J Phys Chem B ; 110(26): 13283-95, 2006 Jul 06.
Article in English | MEDLINE | ID: mdl-16805643

ABSTRACT

Neutron diffraction runs and gas-consumption experiments based on pressure-volume-temperature measurements are conducted to study the kinetics of methane hydrate formation from hydrogenated and deuterated ice powder samples in the temperature range of 245-270 K up to high degrees of transformation. An improved theory of the hydrate growth in a polydisperse ensemble of randomly packed ice spheres is developed to provide a quantitative interpretation of the data in terms of kinetic model parameters. This paper continues the research line of our earlier study which was limited to the monodisperse case and shorter reaction times (Staykova et al., 2003).
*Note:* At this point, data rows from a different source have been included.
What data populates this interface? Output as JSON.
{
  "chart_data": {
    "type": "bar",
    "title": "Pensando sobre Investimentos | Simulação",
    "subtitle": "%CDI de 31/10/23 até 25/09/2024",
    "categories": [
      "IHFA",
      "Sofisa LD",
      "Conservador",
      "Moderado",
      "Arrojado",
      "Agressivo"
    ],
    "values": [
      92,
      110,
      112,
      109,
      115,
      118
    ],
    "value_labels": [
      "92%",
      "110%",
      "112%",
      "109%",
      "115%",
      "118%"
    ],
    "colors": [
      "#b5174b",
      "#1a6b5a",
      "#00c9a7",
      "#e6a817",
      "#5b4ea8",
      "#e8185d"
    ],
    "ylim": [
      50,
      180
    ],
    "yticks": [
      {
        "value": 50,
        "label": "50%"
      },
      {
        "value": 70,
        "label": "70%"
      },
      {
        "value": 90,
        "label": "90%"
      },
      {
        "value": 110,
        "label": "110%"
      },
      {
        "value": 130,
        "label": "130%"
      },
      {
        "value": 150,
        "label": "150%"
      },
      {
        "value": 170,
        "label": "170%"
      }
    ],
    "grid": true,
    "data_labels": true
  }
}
As before, we distinguish the process of initial hydrate film spreading over the ice particle surface (stage I) and the subsequent hydrate shell growth (stage II) which includes two steps, i.e., an interfacial clathration reaction and the gas and water transport (diffusion) through the hydrate layer surrounding the shrinking ice cores. Although kinetics of hydrate formation at stage II is clearly dominated by the diffusion mechanism which becomes the limiting step at temperatures above 263 K, both steps are shown to be essential at lower temperatures. The permeation coefficient D is estimated as (1.46 +/- 0.44) x 10(-12) m2/h at 263 K with an activation energy Q(D) approximately 52.1 kJ/mol. This value is close to the energy of breaking hydrogen bonds in ice Ih and suggests that this process is the rate-limiting step in hydrate formation from ice in the slower diffusion-controlled part of the reaction.